Modalidade domiciliar pode melhorar rotina de quem depende da diálise

O número de pessoas que dependem da diálise para sobreviver não para de crescer no Brasil. Segundo o Censo Brasileiro de Diálise 2024, realizado pela Sociedade Brasileira de Nefrologia (SBN), mais de 172 mil pacientes estão em tratamento no país, um aumento de quase 10% em relação a 2023 e de 55% na última década. O dado reflete o avanço das doenças renais crônicas e traz à tona a discussão sobre alternativas ao modelo mais utilizado hoje, a hemodiálise.

Atualmente, 87,3% dos pacientes realizam hemodiálise, 7,1% optam pela hemodiafiltração e apenas 5,6% (cerca de 7 mil pessoas) fazem diálise peritoneal, uma modalidade que pode ser realizada em casa. A taxa é considerada baixa em comparação com a média mundial (20%), e com países como os Estados Unidos (15%) e o México (50%).

A hemodiálise, padrão predominante no Brasil, é realizada em clínicas especializadas. O paciente permanece ligado a uma máquina por cerca de quatro horas, três vezes por semana. Embora eficaz, o método pode trazer efeitos colaterais significativos, como maior risco de infecção, sobrecarga cardíaca e a chamada “síndrome pós-diálise”, que deixa muitos debilitados após as sessões.

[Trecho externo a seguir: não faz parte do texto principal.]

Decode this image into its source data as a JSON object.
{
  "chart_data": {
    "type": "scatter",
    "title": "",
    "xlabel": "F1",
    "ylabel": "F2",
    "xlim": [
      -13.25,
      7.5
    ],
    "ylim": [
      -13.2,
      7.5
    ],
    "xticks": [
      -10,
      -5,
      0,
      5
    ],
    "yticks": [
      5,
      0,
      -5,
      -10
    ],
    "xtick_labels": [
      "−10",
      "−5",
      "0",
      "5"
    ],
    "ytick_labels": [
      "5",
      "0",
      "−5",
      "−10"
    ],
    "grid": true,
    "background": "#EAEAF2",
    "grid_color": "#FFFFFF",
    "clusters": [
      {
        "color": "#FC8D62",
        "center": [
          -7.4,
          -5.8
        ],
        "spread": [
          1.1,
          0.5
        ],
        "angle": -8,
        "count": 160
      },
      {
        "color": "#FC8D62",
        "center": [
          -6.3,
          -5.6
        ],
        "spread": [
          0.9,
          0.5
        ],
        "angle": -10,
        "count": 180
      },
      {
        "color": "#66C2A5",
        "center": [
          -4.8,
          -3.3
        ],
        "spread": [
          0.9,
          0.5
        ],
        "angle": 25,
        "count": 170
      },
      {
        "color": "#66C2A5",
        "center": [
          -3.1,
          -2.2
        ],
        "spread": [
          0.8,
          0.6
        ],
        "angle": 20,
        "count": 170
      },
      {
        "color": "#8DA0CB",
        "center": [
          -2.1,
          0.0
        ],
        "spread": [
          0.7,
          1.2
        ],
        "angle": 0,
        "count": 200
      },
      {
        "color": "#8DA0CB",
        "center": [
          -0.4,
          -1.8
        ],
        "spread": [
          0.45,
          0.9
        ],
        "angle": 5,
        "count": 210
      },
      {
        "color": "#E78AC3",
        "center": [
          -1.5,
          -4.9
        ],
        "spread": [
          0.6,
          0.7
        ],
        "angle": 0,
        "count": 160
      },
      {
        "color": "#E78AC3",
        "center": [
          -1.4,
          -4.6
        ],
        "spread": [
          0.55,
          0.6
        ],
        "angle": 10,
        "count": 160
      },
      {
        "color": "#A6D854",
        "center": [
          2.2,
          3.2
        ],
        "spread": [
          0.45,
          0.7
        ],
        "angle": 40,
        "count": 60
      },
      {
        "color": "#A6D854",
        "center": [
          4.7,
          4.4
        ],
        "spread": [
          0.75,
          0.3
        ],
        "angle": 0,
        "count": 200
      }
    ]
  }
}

Já a diálise peritoneal utiliza a membrana do peritônio, localizada no abdômen, como filtro natural. O procedimento costuma ser feito diariamente, geralmente durante a noite, com auxílio de uma máquina cicladora. Além de proporcionar maior autonomia e flexibilidade, permite que o paciente mantenha a rotina de trabalho e até viagens, sem as limitações impostas pela hemodiálise. Entre os riscos, está a peritonite, uma infecção tratável com antibióticos.

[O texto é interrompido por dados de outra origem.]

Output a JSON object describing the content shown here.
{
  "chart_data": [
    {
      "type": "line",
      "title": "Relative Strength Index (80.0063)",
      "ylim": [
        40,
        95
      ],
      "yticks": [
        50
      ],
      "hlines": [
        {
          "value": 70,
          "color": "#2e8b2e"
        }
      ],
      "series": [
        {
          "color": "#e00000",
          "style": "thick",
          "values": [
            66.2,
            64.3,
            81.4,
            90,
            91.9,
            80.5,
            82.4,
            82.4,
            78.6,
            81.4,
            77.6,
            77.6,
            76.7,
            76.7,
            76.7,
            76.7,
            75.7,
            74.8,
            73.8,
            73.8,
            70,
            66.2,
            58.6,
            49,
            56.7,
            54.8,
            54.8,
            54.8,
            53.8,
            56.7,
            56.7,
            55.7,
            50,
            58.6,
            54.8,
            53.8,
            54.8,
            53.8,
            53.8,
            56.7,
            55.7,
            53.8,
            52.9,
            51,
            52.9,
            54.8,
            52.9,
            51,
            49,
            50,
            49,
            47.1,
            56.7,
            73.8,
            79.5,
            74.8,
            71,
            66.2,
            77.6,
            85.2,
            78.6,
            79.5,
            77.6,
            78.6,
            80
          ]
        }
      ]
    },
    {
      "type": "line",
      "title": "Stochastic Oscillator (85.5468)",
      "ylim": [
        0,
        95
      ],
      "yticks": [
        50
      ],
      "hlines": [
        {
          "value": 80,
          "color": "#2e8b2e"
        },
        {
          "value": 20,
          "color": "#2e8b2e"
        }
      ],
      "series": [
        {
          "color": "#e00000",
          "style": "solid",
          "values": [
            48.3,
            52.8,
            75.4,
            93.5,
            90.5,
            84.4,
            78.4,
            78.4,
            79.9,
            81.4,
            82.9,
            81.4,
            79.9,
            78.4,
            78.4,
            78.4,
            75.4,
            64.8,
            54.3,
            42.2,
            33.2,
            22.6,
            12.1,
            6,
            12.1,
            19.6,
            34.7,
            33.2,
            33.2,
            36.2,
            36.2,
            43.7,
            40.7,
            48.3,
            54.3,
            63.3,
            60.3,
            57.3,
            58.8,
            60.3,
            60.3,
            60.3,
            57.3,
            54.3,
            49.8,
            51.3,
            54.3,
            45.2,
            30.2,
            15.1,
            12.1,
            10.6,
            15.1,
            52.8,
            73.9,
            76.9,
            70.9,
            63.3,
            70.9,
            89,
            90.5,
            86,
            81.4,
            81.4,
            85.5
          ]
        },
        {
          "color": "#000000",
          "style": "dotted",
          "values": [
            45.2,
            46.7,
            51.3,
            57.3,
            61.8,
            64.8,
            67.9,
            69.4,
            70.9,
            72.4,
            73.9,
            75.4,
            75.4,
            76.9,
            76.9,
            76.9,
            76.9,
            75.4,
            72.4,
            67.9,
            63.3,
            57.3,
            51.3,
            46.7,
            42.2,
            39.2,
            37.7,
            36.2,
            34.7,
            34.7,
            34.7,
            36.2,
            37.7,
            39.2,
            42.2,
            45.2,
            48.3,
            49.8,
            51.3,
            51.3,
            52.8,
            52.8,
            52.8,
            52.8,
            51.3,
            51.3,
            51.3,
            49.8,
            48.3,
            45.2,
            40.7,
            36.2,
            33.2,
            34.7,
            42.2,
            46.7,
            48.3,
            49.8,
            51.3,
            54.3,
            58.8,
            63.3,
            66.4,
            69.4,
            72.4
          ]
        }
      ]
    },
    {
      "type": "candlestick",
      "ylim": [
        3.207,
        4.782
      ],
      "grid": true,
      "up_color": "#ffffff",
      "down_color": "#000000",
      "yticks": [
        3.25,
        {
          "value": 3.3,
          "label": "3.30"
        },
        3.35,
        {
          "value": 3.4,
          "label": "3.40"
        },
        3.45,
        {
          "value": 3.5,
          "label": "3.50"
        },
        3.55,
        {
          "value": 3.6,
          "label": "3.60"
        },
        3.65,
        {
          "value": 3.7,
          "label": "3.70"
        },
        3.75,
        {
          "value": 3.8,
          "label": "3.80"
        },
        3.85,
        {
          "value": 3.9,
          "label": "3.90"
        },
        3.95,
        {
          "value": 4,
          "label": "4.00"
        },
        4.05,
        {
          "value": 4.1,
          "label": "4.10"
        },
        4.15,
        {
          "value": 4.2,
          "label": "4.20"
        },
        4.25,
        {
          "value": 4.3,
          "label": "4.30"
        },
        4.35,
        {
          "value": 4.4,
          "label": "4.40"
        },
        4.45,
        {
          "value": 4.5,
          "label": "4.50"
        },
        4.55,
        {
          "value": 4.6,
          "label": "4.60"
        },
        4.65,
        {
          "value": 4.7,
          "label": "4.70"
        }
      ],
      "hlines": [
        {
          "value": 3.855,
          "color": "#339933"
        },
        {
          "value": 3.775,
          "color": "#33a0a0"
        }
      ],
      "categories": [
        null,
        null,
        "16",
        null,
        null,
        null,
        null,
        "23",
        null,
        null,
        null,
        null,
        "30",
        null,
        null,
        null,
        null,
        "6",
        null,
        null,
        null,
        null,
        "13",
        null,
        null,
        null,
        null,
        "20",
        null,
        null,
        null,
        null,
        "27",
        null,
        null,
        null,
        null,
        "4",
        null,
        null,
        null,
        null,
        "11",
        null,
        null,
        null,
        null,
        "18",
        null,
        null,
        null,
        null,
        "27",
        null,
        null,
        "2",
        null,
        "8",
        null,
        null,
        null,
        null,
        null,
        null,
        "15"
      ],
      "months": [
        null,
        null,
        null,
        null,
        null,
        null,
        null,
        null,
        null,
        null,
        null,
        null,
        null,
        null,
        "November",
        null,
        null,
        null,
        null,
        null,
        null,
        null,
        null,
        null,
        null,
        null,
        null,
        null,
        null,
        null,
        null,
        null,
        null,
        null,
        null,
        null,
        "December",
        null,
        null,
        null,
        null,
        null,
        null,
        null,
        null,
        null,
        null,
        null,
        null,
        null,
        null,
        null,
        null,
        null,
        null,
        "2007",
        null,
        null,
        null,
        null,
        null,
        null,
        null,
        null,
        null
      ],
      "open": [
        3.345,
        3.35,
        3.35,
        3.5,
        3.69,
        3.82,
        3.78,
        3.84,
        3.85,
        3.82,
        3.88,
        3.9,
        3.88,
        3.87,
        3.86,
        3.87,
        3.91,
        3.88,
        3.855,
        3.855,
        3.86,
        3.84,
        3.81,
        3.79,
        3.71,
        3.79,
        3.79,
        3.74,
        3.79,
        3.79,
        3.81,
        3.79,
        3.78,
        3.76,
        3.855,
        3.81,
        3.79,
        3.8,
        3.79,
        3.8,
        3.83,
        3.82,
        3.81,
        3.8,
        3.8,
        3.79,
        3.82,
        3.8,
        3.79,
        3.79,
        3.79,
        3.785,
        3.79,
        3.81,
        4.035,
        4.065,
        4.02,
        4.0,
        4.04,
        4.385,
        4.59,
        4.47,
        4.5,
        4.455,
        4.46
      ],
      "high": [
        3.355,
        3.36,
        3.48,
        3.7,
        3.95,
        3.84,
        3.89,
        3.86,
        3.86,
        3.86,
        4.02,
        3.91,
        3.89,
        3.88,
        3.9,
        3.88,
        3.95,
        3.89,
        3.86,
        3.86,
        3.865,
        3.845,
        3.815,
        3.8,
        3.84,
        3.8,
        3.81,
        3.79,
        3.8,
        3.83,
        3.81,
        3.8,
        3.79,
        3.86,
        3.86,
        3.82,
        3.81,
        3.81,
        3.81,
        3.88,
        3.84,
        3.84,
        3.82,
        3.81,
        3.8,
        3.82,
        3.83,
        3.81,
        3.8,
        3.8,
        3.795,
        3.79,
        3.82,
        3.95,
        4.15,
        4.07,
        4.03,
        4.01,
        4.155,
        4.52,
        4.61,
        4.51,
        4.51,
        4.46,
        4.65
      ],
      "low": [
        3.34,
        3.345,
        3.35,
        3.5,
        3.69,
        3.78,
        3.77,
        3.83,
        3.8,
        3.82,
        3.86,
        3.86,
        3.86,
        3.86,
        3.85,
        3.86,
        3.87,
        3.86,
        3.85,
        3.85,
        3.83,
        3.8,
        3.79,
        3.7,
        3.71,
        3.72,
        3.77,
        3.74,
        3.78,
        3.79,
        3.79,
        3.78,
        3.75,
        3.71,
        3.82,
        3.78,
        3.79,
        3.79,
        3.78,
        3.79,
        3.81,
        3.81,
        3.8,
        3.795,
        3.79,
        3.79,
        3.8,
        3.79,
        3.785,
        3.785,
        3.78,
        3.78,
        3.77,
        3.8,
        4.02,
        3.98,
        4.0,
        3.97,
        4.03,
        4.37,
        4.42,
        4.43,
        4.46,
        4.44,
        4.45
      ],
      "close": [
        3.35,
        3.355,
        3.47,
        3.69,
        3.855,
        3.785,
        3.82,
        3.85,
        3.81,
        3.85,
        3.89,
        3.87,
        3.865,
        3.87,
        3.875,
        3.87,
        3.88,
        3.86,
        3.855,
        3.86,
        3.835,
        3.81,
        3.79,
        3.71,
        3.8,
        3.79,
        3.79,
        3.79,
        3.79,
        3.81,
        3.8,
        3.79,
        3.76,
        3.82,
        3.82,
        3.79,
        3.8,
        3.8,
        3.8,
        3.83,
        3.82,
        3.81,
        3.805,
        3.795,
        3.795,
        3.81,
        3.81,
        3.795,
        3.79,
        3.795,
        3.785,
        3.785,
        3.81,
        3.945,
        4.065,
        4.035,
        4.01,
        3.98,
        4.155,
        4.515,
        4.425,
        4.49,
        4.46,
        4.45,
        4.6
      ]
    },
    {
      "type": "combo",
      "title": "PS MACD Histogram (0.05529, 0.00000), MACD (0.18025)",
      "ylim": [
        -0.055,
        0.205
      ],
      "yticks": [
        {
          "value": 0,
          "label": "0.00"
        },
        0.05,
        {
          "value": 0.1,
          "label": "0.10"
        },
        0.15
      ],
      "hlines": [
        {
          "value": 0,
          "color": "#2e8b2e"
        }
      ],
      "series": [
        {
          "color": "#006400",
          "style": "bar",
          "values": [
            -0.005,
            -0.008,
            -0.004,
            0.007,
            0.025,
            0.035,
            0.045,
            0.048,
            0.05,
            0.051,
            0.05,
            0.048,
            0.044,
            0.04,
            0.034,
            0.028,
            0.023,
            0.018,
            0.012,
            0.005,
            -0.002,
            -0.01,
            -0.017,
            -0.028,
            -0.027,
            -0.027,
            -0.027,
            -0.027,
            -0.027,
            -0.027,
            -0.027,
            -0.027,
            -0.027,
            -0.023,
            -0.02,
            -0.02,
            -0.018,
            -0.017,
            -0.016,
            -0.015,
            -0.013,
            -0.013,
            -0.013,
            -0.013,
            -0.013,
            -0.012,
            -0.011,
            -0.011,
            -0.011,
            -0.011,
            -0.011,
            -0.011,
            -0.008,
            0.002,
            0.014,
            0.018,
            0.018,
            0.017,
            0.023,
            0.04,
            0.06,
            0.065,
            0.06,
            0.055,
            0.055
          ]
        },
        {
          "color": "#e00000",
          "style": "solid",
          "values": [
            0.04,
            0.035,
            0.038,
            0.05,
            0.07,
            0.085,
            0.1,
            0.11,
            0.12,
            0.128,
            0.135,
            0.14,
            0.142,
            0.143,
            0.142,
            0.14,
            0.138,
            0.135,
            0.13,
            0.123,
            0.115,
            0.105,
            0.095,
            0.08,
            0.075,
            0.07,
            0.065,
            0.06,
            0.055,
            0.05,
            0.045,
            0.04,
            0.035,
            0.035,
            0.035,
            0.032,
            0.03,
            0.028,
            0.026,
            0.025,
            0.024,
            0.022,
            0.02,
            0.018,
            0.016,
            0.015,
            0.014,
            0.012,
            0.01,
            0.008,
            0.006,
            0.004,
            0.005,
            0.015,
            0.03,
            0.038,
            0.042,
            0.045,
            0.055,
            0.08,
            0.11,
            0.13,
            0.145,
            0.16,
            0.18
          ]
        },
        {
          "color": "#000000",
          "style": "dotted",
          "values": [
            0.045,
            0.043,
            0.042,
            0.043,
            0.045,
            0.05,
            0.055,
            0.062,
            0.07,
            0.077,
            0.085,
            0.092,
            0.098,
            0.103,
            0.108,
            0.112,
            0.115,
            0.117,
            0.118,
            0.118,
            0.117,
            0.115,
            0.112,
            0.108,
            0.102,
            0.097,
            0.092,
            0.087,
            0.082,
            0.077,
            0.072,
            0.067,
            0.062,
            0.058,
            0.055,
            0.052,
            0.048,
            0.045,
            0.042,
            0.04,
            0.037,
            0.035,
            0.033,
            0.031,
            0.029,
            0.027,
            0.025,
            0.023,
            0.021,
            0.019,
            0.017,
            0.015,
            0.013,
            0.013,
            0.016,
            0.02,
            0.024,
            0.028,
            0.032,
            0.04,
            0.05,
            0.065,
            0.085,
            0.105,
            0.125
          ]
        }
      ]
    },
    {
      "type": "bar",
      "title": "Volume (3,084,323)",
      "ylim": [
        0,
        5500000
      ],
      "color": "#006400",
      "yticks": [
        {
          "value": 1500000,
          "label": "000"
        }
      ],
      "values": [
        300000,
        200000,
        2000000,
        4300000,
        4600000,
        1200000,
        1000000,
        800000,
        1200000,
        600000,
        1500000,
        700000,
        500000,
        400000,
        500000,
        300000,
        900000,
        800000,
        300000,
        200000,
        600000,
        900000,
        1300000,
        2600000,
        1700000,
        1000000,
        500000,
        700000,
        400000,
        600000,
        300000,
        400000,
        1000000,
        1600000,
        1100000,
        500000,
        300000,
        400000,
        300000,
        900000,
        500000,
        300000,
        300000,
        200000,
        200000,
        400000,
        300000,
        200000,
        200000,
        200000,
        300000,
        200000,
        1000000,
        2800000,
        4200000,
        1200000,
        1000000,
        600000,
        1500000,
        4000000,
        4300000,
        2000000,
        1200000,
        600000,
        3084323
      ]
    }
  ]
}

Para o nefrologista Paulo Lins, gerente médico da Vantive, a escolha do tipo de tratamento deveria ser planejada desde o diagnóstico precoce da doença renal crônica. “Em um mundo ideal, depois de identificada a insuficiência renal, o paciente seria encaminhado a um nefrologista, que indicaria o melhor tipo de diálise para aquele caso. Ele pode ir a uma clínica de hemodiálise, onde fica ligado a uma máquina três vezes por semana, ou pode fazer a diálise peritoneal em casa, recebendo a máquina, as soluções e o treinamento para realizar o procedimento com segurança”, explica.

No entanto, ele ressalta que a realidade brasileira é bem diferente. “No pior cenário, que é o que acontece com 70% a 90% dos pacientes, ele passa mal, faz exames na UPA e descobre, ali na hora, que seu rim não funciona mais. Como a hemodiálise está mais capilarizada, acaba sendo a terapia indicada. Neste caso, o grande desafio torna-se implementar a diálise peritoneal nos serviços de emergência, já que pacientes precisam ocupar leitos de UTI para realizar a hemodiálise”, afirma.

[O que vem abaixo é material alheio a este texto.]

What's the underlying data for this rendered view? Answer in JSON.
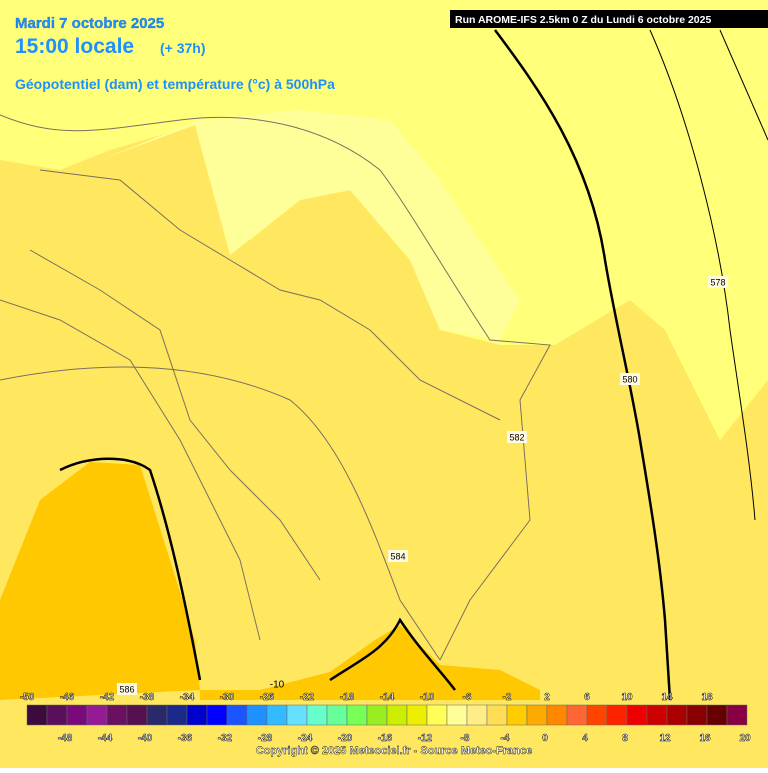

Do ponto de vista clínico, os resultados das duas modalidades são semelhantes, mas, segundo Lins, a qualidade de vida com a diálise peritoneal é superior. “O paciente mantém a sua autonomia, pode seguir trabalhando e viajando, não tem a ‘ressaca’ da hemodiálise e acorda bem”, diz.

Além de defender a ampliação do acesso à diálise peritoneal, o especialista alerta para a importância da prevenção e do diagnóstico precoce. Ele lembra que 10% a 20% da população adulta brasileira está em grupos de risco para doença renal crônica, especialmente pessoas com diabetes e hipertensão.

A diálise peritoneal é coberta pelo SUS e também está no rol da Agência Nacional de Saúde Suplementar (ANS). Uma portaria do Ministério da Saúde de 2011 estabeleceu a meta de que 20% dos pacientes em diálise utilizassem essa modalidade, mas, mais de uma década depois, o país ainda está longe de alcançar esse objetivo.

Para especialistas, ampliar o uso da diálise peritoneal é estratégico não só para oferecer mais qualidade de vida, mas também para reduzir custos hospitalares e desafogar os centros de hemodiálise, tornando o sistema de saúde mais eficiente e acessível.